Incidence of thrombosis and bleeding in patients receiving CAR-T cell therapy: A multicentric retrospective analysis of the Canadian experience Free

Introduction: Autologous genetically modified T cells armed with CD19-targeting chimeric antigen receptors (CARs) have revolutionized treatment strategies and significantly modified the outcomes of patients with hematologic malignancies. However, this therapeutic modality comes at the expense of significant treatment-related complications, such as cytokine release syndrome (CRS), immune effector-associated neurotoxicity (ICANS), and prolonged cytopenias. Most patients who receive CAR-T cell infusions develop CRS, characterized by a storm of cytokines that leads to a systemic inflammatory response manifested by fever, hypoxemia, and organ dysfunction. This inflammatory milieu has been variably associated with thrombotic and hemorrhagic complications. Besides, due to the significant comorbid complications developed by the individuals receiving CAR-T therapies, most centers offer only in-hospital CAR-T infusions, incrementing the risk of thrombotic complications. However, the risk-benefit ratio of thromboprophylaxis in this patient population remains unclear.

In this multicentric retrospective study, we aim to determine the incidence of thrombosis and bleeding in patients receiving CAR-T cell therapy for the treatment of lymphoid malignancies in Canada.

Methods: We conducted a retrospective chart review of adult individuals with CD19-positive lymphomas or acute lymphoblastic leukemias who received CAR-T cell therapy at eight participating Canadian centres from September 2018 to December 2023. Data on patient demographics (including cardiovascular risk factors and malignancy-related variables) and clinical outcomes up to 90 days following the CAR-T infusion were collected. The outcomes of interest included the development of major venous thromboembolism (VTE), defined as proximal lower or upper extremity deep vein thrombosis and pulmonary embolism; clinically relevant bleeding (CRB), defined as the composite of major bleeding and clinically relevant non-major bleeding events per the International Society on Thrombosis and Haemostasis; and death. The incidence of VTE and CRB during the follow-up period were estimated using the cumulative incidence function, treating death as a competing event.

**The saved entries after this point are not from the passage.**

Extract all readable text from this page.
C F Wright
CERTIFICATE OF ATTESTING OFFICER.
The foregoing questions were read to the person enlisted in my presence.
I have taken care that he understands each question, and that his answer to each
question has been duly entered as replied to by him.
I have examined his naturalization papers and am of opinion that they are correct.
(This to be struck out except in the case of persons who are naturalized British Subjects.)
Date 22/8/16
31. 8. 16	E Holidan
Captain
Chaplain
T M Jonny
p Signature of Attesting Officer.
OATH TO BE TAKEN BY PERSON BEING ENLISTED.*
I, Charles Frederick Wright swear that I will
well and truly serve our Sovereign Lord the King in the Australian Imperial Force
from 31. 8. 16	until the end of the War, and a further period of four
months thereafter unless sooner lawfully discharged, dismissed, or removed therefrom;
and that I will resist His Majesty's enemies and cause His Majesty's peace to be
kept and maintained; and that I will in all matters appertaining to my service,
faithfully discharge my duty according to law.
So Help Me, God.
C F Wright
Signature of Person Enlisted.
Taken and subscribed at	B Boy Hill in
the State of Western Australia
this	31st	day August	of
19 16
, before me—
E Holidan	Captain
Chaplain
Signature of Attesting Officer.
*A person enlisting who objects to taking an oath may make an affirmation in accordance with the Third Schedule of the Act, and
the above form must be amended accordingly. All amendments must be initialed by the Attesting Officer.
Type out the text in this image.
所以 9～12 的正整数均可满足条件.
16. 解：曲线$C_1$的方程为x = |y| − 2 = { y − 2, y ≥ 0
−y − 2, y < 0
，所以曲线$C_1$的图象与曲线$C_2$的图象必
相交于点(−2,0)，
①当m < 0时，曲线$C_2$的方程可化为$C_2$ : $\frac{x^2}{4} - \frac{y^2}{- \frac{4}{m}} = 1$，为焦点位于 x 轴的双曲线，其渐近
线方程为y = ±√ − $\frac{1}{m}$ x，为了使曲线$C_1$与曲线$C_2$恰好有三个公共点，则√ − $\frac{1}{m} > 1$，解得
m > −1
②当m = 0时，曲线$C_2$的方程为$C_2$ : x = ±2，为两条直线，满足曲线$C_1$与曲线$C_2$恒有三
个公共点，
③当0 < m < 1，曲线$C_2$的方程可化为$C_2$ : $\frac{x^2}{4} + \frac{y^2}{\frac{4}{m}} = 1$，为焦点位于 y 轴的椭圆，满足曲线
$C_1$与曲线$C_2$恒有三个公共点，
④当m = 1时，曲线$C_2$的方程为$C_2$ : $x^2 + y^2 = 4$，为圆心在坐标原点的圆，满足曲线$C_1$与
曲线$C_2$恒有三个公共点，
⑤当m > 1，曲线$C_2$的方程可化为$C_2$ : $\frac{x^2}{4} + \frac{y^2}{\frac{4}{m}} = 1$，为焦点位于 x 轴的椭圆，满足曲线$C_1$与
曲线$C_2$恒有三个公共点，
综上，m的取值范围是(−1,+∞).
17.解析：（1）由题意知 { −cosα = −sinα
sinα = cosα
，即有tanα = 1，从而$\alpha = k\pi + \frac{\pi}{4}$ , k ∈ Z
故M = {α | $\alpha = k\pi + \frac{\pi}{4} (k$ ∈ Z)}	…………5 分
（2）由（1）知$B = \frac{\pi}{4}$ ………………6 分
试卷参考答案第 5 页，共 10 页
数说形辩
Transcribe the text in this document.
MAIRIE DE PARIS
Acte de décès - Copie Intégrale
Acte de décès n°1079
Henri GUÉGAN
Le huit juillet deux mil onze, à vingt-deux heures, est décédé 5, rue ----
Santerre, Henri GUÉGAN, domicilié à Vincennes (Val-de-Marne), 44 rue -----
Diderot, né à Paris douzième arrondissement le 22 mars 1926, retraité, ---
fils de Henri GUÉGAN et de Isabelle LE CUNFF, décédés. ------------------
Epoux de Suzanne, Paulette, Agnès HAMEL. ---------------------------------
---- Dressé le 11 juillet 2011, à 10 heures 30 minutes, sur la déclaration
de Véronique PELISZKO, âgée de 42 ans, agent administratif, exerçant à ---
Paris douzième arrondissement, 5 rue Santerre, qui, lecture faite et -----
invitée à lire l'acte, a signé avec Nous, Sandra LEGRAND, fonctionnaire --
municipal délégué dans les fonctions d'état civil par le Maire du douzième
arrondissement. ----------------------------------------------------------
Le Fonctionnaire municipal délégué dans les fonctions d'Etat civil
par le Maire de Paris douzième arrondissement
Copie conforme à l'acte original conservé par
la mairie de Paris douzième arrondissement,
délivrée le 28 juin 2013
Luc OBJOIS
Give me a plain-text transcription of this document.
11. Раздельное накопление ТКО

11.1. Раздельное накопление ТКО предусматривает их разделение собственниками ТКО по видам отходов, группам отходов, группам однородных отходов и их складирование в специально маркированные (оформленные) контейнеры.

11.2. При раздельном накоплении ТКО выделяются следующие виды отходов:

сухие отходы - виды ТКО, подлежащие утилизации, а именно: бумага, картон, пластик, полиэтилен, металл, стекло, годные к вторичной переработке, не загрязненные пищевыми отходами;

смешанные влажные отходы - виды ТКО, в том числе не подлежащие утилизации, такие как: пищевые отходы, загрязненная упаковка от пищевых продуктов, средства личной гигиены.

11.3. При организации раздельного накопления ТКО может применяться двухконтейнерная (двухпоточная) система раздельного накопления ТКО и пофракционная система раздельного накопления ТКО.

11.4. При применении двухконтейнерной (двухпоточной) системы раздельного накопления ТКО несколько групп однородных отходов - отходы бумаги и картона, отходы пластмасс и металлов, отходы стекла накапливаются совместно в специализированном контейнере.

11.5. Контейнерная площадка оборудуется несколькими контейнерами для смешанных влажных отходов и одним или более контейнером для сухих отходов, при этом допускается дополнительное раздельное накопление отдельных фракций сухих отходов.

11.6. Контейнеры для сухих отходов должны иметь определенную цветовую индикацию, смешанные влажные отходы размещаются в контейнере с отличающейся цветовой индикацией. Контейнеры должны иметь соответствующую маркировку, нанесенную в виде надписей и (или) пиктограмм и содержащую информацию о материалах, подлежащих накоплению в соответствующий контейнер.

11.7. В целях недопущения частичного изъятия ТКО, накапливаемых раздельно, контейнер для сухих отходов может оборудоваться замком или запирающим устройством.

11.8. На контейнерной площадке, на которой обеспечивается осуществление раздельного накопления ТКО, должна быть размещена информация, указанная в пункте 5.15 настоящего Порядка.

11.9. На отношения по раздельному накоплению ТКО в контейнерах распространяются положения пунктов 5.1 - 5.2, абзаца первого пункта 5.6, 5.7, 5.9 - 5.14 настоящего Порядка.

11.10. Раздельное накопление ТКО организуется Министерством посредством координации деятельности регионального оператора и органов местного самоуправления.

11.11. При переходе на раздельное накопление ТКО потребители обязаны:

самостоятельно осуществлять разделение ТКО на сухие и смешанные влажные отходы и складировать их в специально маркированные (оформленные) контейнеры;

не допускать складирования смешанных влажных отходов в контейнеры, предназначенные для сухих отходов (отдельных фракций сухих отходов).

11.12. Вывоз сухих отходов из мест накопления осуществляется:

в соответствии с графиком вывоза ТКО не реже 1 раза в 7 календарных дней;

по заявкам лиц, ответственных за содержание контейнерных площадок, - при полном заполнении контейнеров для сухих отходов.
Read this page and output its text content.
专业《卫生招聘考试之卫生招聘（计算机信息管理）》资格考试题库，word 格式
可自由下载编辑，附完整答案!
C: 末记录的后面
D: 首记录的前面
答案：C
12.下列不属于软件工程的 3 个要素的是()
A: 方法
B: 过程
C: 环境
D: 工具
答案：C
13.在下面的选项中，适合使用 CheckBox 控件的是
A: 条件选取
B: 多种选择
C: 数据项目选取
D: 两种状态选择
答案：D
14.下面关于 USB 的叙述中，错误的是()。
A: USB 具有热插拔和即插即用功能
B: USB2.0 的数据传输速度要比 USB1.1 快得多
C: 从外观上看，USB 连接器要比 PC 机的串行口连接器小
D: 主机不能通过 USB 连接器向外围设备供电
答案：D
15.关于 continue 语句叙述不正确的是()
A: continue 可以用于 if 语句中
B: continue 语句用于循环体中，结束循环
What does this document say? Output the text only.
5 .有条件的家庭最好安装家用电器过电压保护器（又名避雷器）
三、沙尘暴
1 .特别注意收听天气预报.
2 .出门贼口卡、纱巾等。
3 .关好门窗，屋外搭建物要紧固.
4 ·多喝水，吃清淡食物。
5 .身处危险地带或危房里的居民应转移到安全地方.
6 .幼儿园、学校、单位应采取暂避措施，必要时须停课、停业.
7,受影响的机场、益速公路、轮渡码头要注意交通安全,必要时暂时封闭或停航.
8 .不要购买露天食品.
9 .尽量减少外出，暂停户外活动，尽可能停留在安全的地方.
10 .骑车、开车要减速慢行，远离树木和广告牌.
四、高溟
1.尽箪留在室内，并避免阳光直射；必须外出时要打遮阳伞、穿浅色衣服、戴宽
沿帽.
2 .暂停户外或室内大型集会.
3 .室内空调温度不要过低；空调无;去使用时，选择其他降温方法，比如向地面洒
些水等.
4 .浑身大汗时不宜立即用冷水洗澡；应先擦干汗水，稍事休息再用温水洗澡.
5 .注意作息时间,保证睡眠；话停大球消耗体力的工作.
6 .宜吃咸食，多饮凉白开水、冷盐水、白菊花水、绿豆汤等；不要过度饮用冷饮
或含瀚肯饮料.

Results: Our patient population consisted of 561 individuals who had undergone CAR-T therapy. Three hundred and thirty-two patients (59.2%) received axicabtagene ciloleucel, 210 (37.4%) received tisagenlecleucel, and 19 (3.4%) received brexucabtagene autoleucel. Five hundred and fifty-one (98.2%) had undergone this treatment for CD19-positive lymphomas. 37.8% were female, and the median age was 61 (interquartile range [IQR] 16). 33.2% had a diagnosis of hypertension, 17.1% had diabetes, 10.7% had a renal function of less than 60 mL/min, and the median body mass index was 26.5 (IQR 7.5). 31.2% of patients had a prior diagnosis of VTE, and 6.4% had a prior diagnosis of arterial thromboembolism. 32.9% of patients received anticoagulation therapy before or during the CAR-T treatment, while 9.3% received an antiplatelet agent. Thromboprophylaxis was given to 54.3% of patients, most commonly in the form of low-molecular-weight heparin. Following CAR-T therapy, 87.0% of patients developed CRS and 37.5% developed ICANS. During the 90-day follow-up period, 8.7% of patients died. The cause of death was attributed to disease progression in 65.3% of cases, sepsis in 12.2%, treatment toxicities in 8.2%, cardiovascular cause in 6.1%, bleeding in 4.0% and unknown in 4.0%. At 90 days post-CAR-T, the cumulative incidence of VTE was 6.7% (95% confidence interval [CI] 4.8-9.0). No fatal pulmonary embolism was documented. The cumulative incidence of CRB was 6.5% (95% CI 4.7-8.8). There were two fatal bleeding events, both intracranial hemorrhages in patients not receiving thromboprophylaxis but with thrombocytopenia (platelets less than 100).

Conclusion: Patients receiving CAR-T therapy for CD19-positive lymphomas or acute lymphoblastic leukemias are at elevated risks of both major VTE and CRB during the 90-day period following CAR-T infusion. Although both thrombotic and bleeding events occurred at similar rates, bleeding was fatal in two cases. Identifying which CAR-T patients should receive thromboprophylaxis during the CAR-T treatment remains a significant challenge. Additional analyses on risk factors for the development of thrombotic and bleeding complications are underway.